What makes me deeply afraid here is that this environment is a quick and easy way to remove creative, from writing. There have been other attempts to create mass productive writer shops that would profess to produce many writers of equal high caliber skill. The problem is that they would all speak with one voice and the truly creative part of writing will be lost. Not to mention the lack of proper understanding of the real guidelines and that they are guidelines.

Every writer wishes to come up with the new - never before thought of idea that will hook the reader, the editor, the agent, the publisher. That’s not the only place where writing is creative.

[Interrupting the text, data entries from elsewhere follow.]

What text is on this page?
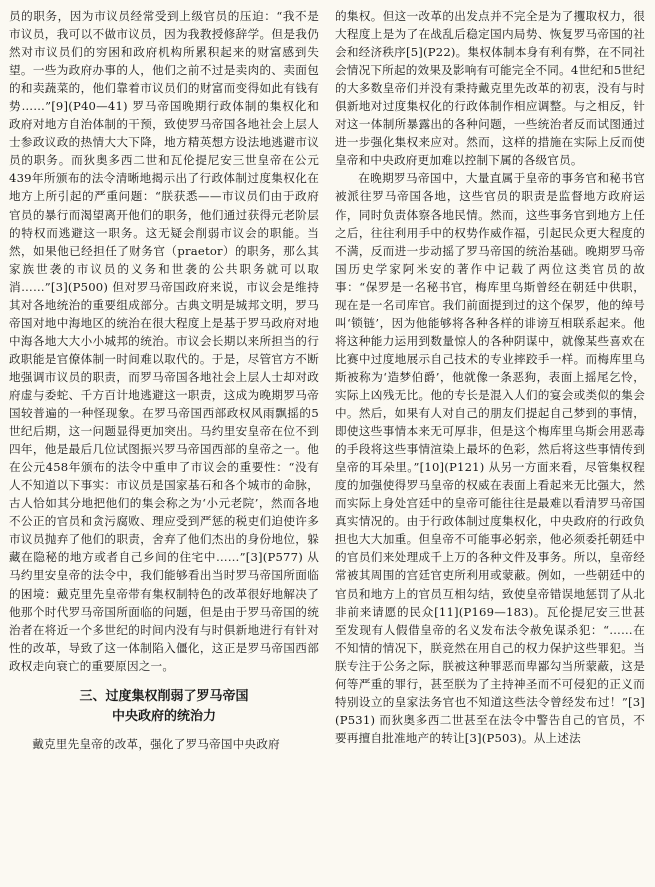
员的职务，因为市议员经常受到上级官员的压迫：“我不是市议员，我可以不做市议员，因为我教授修辞学。但是我仍然对市议员们的穷困和政府机构所累积起来的财富感到失望。一些为政府办事的人，他们之前不过是卖肉的、卖面包的和卖蔬菜的，他们靠着市议员们的财富而变得如此有钱有势……”[9](P40—41) 罗马帝国晚期行政体制的集权化和政府对地方自治体制的干预，致使罗马帝国各地社会上层人士参政议政的热情大大下降，地方精英想方设法地逃避市议员的职务。而狄奥多西二世和瓦伦提尼安三世皇帝在公元439年所颁布的法令清晰地揭示出了行政体制过度集权化在地方上所引起的严重问题：“朕获悉——市议员们由于政府官员的暴行而渴望离开他们的职务，他们通过获得元老阶层的特权而逃避这一职务。这无疑会削弱市议会的职能。当然，如果他已经担任了财务官（praetor）的职务，那么其家族世袭的市议员的义务和世袭的公共职务就可以取消……”[3](P500) 但对罗马帝国政府来说，市议会是维持其对各地统治的重要组成部分。古典文明是城邦文明，罗马帝国对地中海地区的统治在很大程度上是基于罗马政府对地中海各地大大小小城邦的统治。市议会长期以来所担当的行政职能是官僚体制一时间难以取代的。于是，尽管官方不断地强调市议员的职责，而罗马帝国各地社会上层人士却对政府虚与委蛇、千方百计地逃避这一职责，这成为晚期罗马帝国较普遍的一种怪现象。在罗马帝国西部政权风雨飘摇的5世纪后期，这一问题显得更加突出。马约里安皇帝在位不到四年，他是最后几位试图振兴罗马帝国西部的皇帝之一。他在公元458年颁布的法令中重申了市议会的重要性：“没有人不知道以下事实：市议员是国家基石和各个城市的命脉，古人恰如其分地把他们的集会称之为‘小元老院’，然而各地不公正的官员和贪污腐败、理应受到严惩的税吏们迫使许多市议员抛弃了他们的职责，舍弃了他们杰出的身份地位，躲藏在隐秘的地方或者自己乡间的住宅中……”[3](P577) 从马约里安皇帝的法令中，我们能够看出当时罗马帝国所面临的困境：戴克里先皇帝带有集权制特色的改革很好地解决了他那个时代罗马帝国所面临的问题，但是由于罗马帝国的统治者在将近一个多世纪的时间内没有与时俱新地进行有针对性的改革，导致了这一体制陷入僵化，这正是罗马帝国西部政权走向衰亡的重要原因之一。

三、过度集权削弱了罗马帝国
中央政府的统治力

戴克里先皇帝的改革，强化了罗马帝国中央政府

的集权。但这一改革的出发点并不完全是为了攫取权力，很大程度上是为了在战乱后稳定国内局势、恢复罗马帝国的社会和经济秩序[5](P22)。集权体制本身有利有弊，在不同社会情况下所起的效果及影响有可能完全不同。4世纪和5世纪的大多数皇帝们并没有秉持戴克里先改革的初衷，没有与时俱新地对过度集权化的行政体制作相应调整。与之相反，针对这一体制所暴露出的各种问题，一些统治者反而试图通过进一步强化集权来应对。然而，这样的措施在实际上反而使皇帝和中央政府更加难以控制下属的各级官员。

在晚期罗马帝国中，大量直属于皇帝的事务官和秘书官被派往罗马帝国各地，这些官员的职责是监督地方政府运作，同时负责体察各地民情。然而，这些事务官到地方上任之后，往往利用手中的权势作威作福，引起民众更大程度的不满，反而进一步动摇了罗马帝国的统治基础。晚期罗马帝国历史学家阿米安的著作中记载了两位这类官员的故事：“保罗是一名秘书官，梅库里乌斯曾经在朝廷中供职，现在是一名司库官。我们前面提到过的这个保罗，他的绰号叫‘锁链’，因为他能够将各种各样的诽谤互相联系起来。他将这种能力运用到数量惊人的各种阴谋中，就像某些喜欢在比赛中过度地展示自己技术的专业摔跤手一样。而梅库里乌斯被称为‘造梦伯爵’，他就像一条恶狗，表面上摇尾乞怜，实际上凶残无比。他的专长是混入人们的宴会或类似的集会中。然后，如果有人对自己的朋友们提起自己梦到的事情，即使这些事情本来无可厚非，但是这个梅库里乌斯会用恶毒的手段将这些事情渲染上最坏的色彩，然后将这些事情传到皇帝的耳朵里。”[10](P121) 从另一方面来看，尽管集权程度的加强使得罗马皇帝的权威在表面上看起来无比强大，然而实际上身处宫廷中的皇帝可能往往是最难以看清罗马帝国真实情况的。由于行政体制过度集权化，中央政府的行政负担也大大加重。但皇帝不可能事必躬亲，他必须委托朝廷中的官员们来处理成千上万的各种文件及事务。所以，皇帝经常被其周围的宫廷官吏所利用或蒙蔽。例如，一些朝廷中的官员和地方上的官员互相勾结，致使皇帝错误地惩罚了从北非前来请愿的民众[11](P169—183)。瓦伦提尼安三世甚至发现有人假借皇帝的名义发布法令赦免谋杀犯：“……在不知情的情况下，朕竞然在用自己的权力保护这些罪犯。当朕专注于公务之际，朕被这种罪恶而卑鄙勾当所蒙蔽，这是何等严重的罪行，甚至朕为了主持神圣而不可侵犯的正义而特别设立的皇家法务官也不知道这些法令曾经发布过！”[3](P531) 而狄奥多西二世甚至在法令中警告自己的官员，不要再擅自批准地产的转让[3](P503)。从上述法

In fact some sources will have us believe that there are no new plot ideas. For something fresh and new, personal style and voice are the best place to start and I constantly see those two discouraged and given second and third row seats (often pushed into the nose bleed section) with the hope they will eventually leave the auditorium.

This is not to say that there is no place for a critique forum. It can do wonders to help locate many problems that I can’t see in my own writing. What it will not do is prepare me to publish my own ideas with my own style. It will show me the value of a simple edit by other eyes. There is no way for the forum to complete this edit job on any given work so its not that much help with grammar, punctuation, and spelling. Those will all be fixed during the real edit cycle in the real world anyway.

Most of all it will allow me to stroke my ego by thinking I am helping.

And it’s taught me the value of doing my homework before I try to help everyone else or let them help me.